P.S. You’ve been exceptionally lucky already as disks didn’t fail within same RAID1 group. Don’t stretch your luck thin!

G1R0UARD avatar
bs flag
Yes I am very lucky. That is what I have in my head too Thanks!
Konrad Gajewski avatar
cl flag
Why on Earth is it going to be slower? Speed-wise, maybe, but you will be doing it in parallel, right? The desired result of a non-degraded array should be quicker when doing both at the same time.
Peter Cordes avatar
ke flag
Why would parallel rebuild be slower? RAID10 has two separate pairs of mirrors, so it's just two independent drive copies. Or are you talking about doing this in the presence of significant I/O load from the still-running system, so reads during that time can be satisfied from the one disk that isn't part of the rebuild, reducing seeks on the pair that's rebuilding? That would make sense.
ilkkachu avatar
us flag
@PeterCordes, wouldn't the disk that's not part of the rebuild have different data than the one sourcing the new drive? Otherwise it would be part of the rebuild process. So it can't help with reads targeting the rebuilding pair. (But would allow some reads to complete uncontested, not that I'm sure that helps in practice.) I also don't get why a parallel rebuild would be _slower_; at worst it should be the same speed, e.g. if the limiting factor isn't the disks but the controller. Doing it one pair at a time might let the first pair finish faster, but I'm not sure if that's too useful either.
Score:2
ru flag

Not sure about the PERC but I'd replace one drive at a time. Most likely the controller schedules two rebuilds and only runs one of them at a time anyway.

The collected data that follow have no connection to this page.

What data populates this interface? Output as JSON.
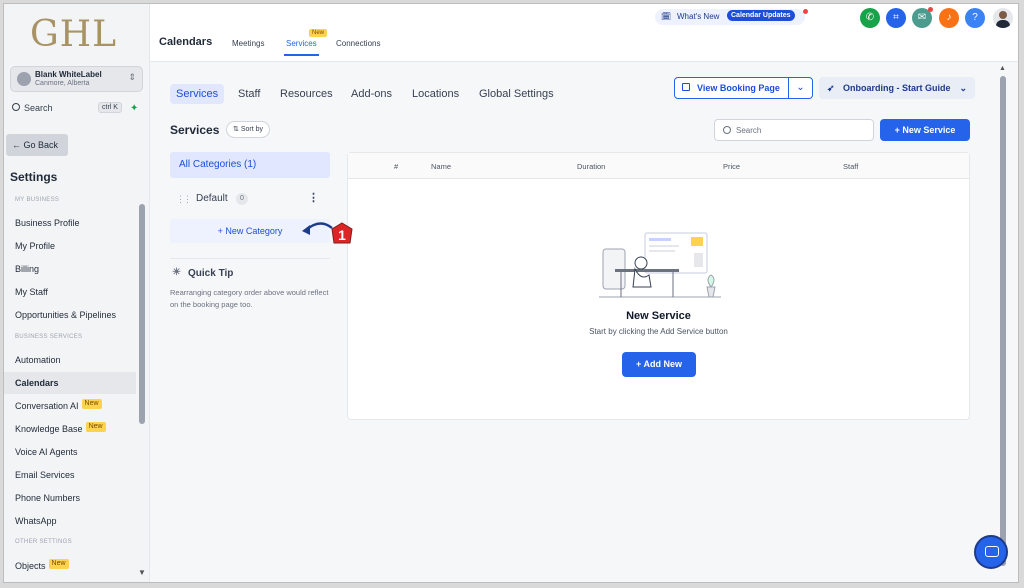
{
  "logo": "GHL",
  "account": {
    "name": "Blank WhiteLabel",
    "location": "Canmore, Alberta"
  },
  "search": {
    "placeholder": "Search",
    "shortcut": "ctrl K"
  },
  "go_back": "Go Back",
  "settings_title": "Settings",
  "sections": {
    "my_business": "MY BUSINESS",
    "business_services": "BUSINESS SERVICES",
    "other_settings": "OTHER SETTINGS"
  },
  "nav_my_business": [
    "Business Profile",
    "My Profile",
    "Billing",
    "My Staff",
    "Opportunities & Pipelines"
  ],
  "nav_business_services": [
    "Automation",
    "Calendars",
    "Conversation AI",
    "Knowledge Base",
    "Voice AI Agents",
    "Email Services",
    "Phone Numbers",
    "WhatsApp"
  ],
  "nav_other": [
    "Objects"
  ],
  "badge_new": "New",
  "top": {
    "title": "Calendars",
    "tabs": [
      "Meetings",
      "Services",
      "Connections"
    ],
    "new_pill": "New",
    "whats_new": "What's New",
    "calendar_updates": "Calendar Updates"
  },
  "subtabs": [
    "Services",
    "Staff",
    "Resources",
    "Add-ons",
    "Locations",
    "Global Settings"
  ],
  "view_booking": "View Booking Page",
  "onboarding": "Onboarding - Start Guide",
  "services_heading": "Services",
  "sort_by": "Sort by",
  "svc_search_placeholder": "Search",
  "new_service": "+ New Service",
  "categories": {
    "all": "All Categories (1)",
    "default_name": "Default",
    "default_count": "0",
    "new_category": "+ New Category"
  },
  "quick_tip": {
    "title": "Quick Tip",
    "text": "Rearranging category order above would reflect on the booking page too."
  },
  "table_headers": [
    "#",
    "Name",
    "Duration",
    "Price",
    "Staff"
  ],
  "empty": {
    "title": "New Service",
    "subtitle": "Start by clicking the Add Service button",
    "button": "+  Add New"
  },
  "marker_number": "1",
  "colors": {
    "accent": "#2563eb",
    "logo": "#a89364",
    "marker": "#dc2626",
    "badge": "#fcd34d"
  }
}
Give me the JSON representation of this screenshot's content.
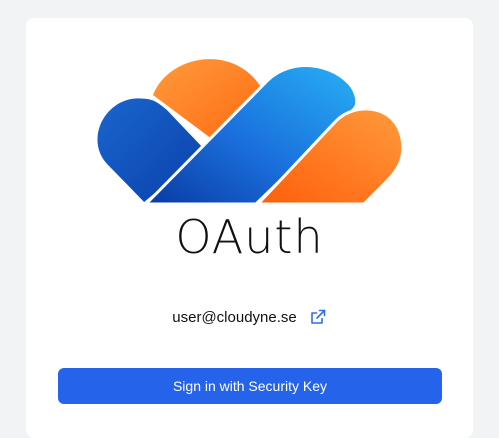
{
  "brand": {
    "name": "OAuth",
    "logo_icon": "cloud-logo-icon",
    "colors": {
      "blue": "#1e6fd9",
      "light_blue": "#22a8f0",
      "dark_blue": "#0a3fa8",
      "orange": "#ff7a1f",
      "light_orange": "#ff9a3c"
    }
  },
  "account": {
    "email": "user@cloudyne.se",
    "external_link_icon": "external-link-icon"
  },
  "actions": {
    "signin_label": "Sign in with Security Key",
    "accent": "#2563eb"
  }
}
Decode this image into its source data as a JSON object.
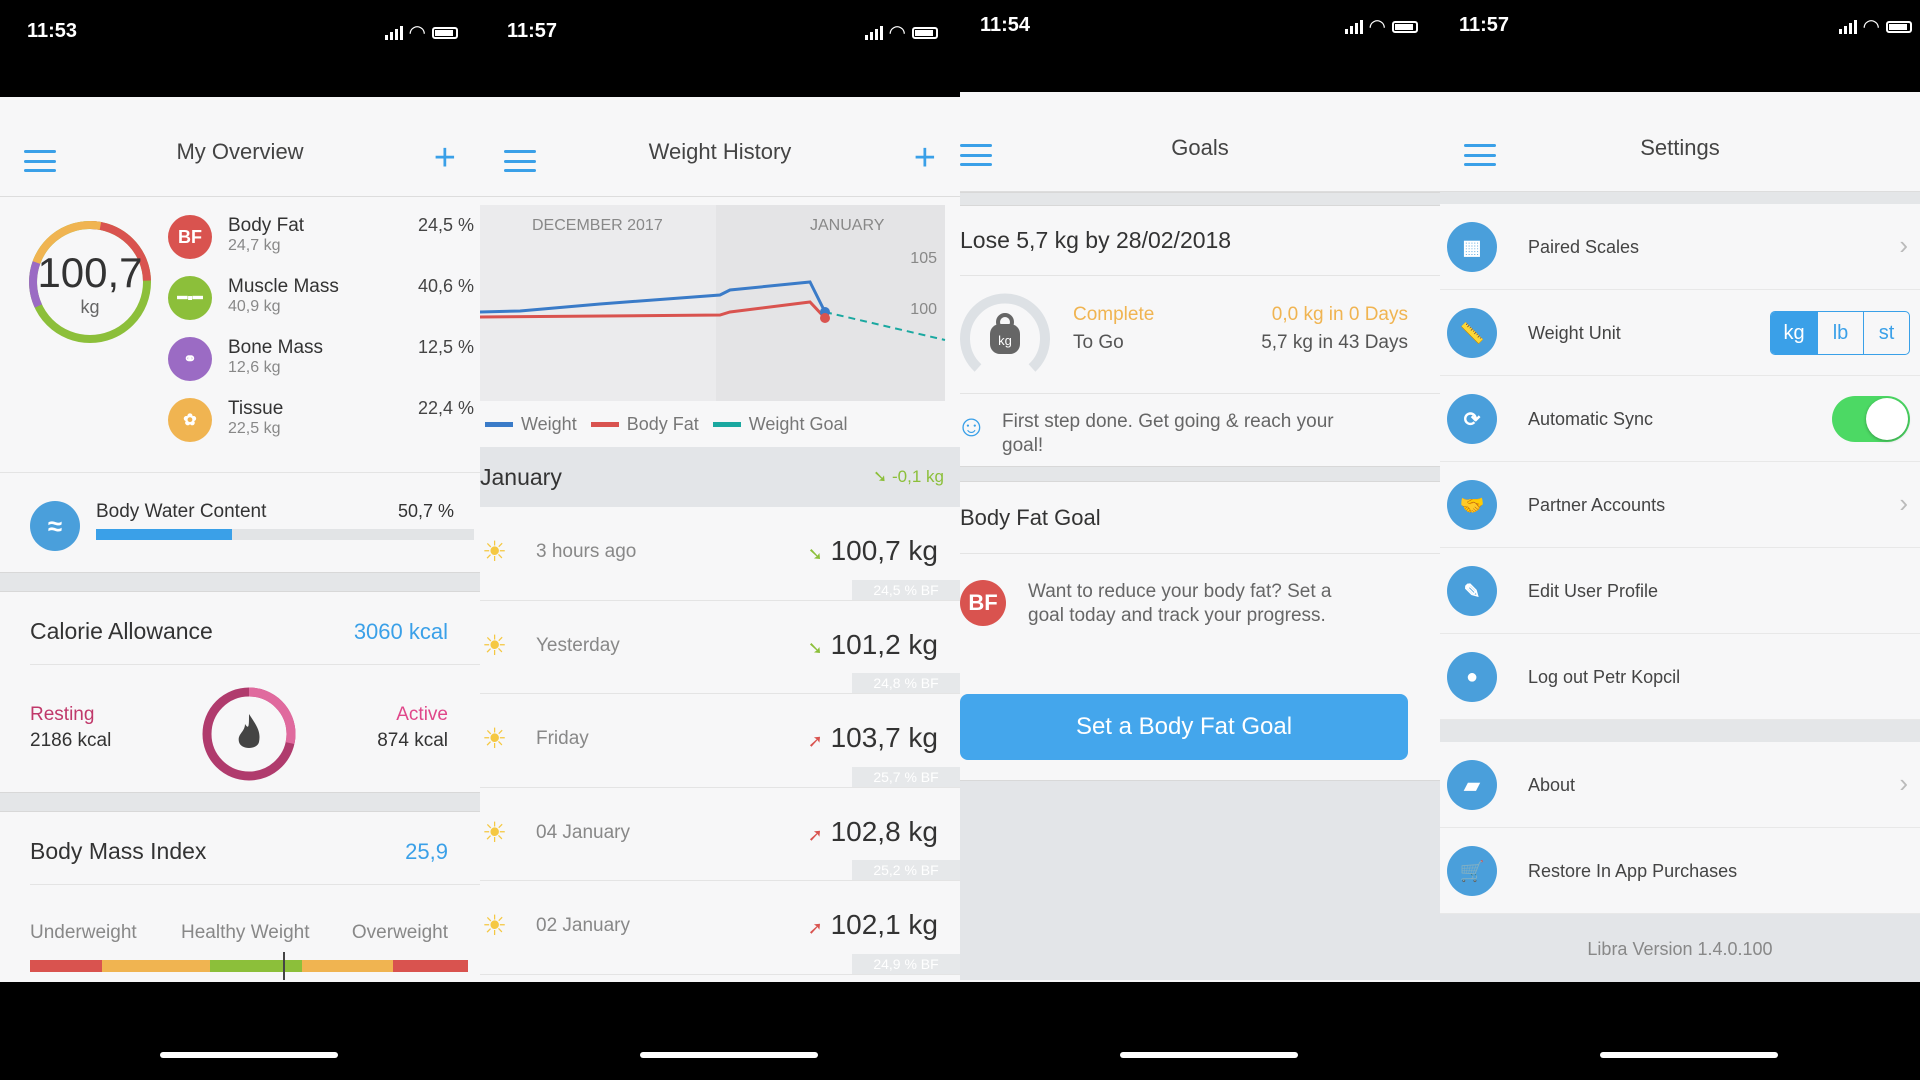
{
  "screens": [
    {
      "time": "11:53",
      "title": "My Overview"
    },
    {
      "time": "11:57",
      "title": "Weight History"
    },
    {
      "time": "11:54",
      "title": "Goals"
    },
    {
      "time": "11:57",
      "title": "Settings"
    }
  ],
  "overview": {
    "weight_value": "100,7",
    "weight_unit": "kg",
    "composition": [
      {
        "name": "Body Fat",
        "kg": "24,7 kg",
        "pct": "24,5 %",
        "icon": "BF",
        "color": "#d9534f"
      },
      {
        "name": "Muscle Mass",
        "kg": "40,9 kg",
        "pct": "40,6 %",
        "icon": "dumbbell",
        "color": "#8cbf3a"
      },
      {
        "name": "Bone Mass",
        "kg": "12,6 kg",
        "pct": "12,5 %",
        "icon": "bone",
        "color": "#9b6bc4"
      },
      {
        "name": "Tissue",
        "kg": "22,5 kg",
        "pct": "22,4 %",
        "icon": "tissue",
        "color": "#f0b451"
      }
    ],
    "water": {
      "label": "Body Water Content",
      "pct": "50,7 %",
      "fill": 0.507
    },
    "calorie": {
      "title": "Calorie Allowance",
      "total": "3060 kcal",
      "resting_label": "Resting",
      "resting": "2186 kcal",
      "active_label": "Active",
      "active": "874 kcal"
    },
    "bmi": {
      "title": "Body Mass Index",
      "value": "25,9",
      "labels": [
        "Underweight",
        "Healthy Weight",
        "Overweight"
      ]
    }
  },
  "history": {
    "chart_labels": {
      "left": "DECEMBER 2017",
      "right": "JANUARY",
      "y1": "105",
      "y2": "100"
    },
    "legend": [
      {
        "name": "Weight",
        "color": "#3a7bc8"
      },
      {
        "name": "Body Fat",
        "color": "#d9534f"
      },
      {
        "name": "Weight Goal",
        "color": "#1aa8a0"
      }
    ],
    "month": "January",
    "month_delta": "-0,1 kg",
    "entries": [
      {
        "when": "3 hours ago",
        "weight": "100,7 kg",
        "bf": "24,5 % BF",
        "dir": "down"
      },
      {
        "when": "Yesterday",
        "weight": "101,2 kg",
        "bf": "24,8 % BF",
        "dir": "down"
      },
      {
        "when": "Friday",
        "weight": "103,7 kg",
        "bf": "25,7 % BF",
        "dir": "up"
      },
      {
        "when": "04 January",
        "weight": "102,8 kg",
        "bf": "25,2 % BF",
        "dir": "up"
      },
      {
        "when": "02 January",
        "weight": "102,1 kg",
        "bf": "24,9 % BF",
        "dir": "up"
      }
    ]
  },
  "goals": {
    "headline": "Lose 5,7 kg by 28/02/2018",
    "complete_label": "Complete",
    "complete_value": "0,0 kg in 0 Days",
    "togo_label": "To Go",
    "togo_value": "5,7 kg in 43 Days",
    "tip": "First step done. Get going & reach your goal!",
    "bf_title": "Body Fat Goal",
    "bf_text": "Want to reduce your body fat? Set a goal today and track your progress.",
    "button": "Set a Body Fat Goal"
  },
  "settings": {
    "items": [
      {
        "label": "Paired Scales",
        "chevron": true
      },
      {
        "label": "Weight Unit"
      },
      {
        "label": "Automatic Sync"
      },
      {
        "label": "Partner Accounts",
        "chevron": true
      },
      {
        "label": "Edit User Profile"
      },
      {
        "label": "Log out Petr Kopcil"
      }
    ],
    "units": [
      "kg",
      "lb",
      "st"
    ],
    "items2": [
      {
        "label": "About",
        "chevron": true
      },
      {
        "label": "Restore In App Purchases"
      }
    ],
    "version": "Libra Version 1.4.0.100",
    "sync_on": true
  }
}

Of course, you should have a reliable and tested backup at all times.

I sit in a Tesla and translated this thread with Ai:

mangohost

Post an answer

Most people don’t grasp that asking a lot of questions unlocks learning and improves interpersonal bonding. In Alison’s studies, for example, though people could accurately recall how many questions had been asked in their conversations, they didn’t intuit the link between questions and liking. Across four studies, in which participants were engaged in conversations themselves or read transcripts of others’ conversations, people tended not to realize that question asking would influence—or had influenced—the level of amity between the conversationalists.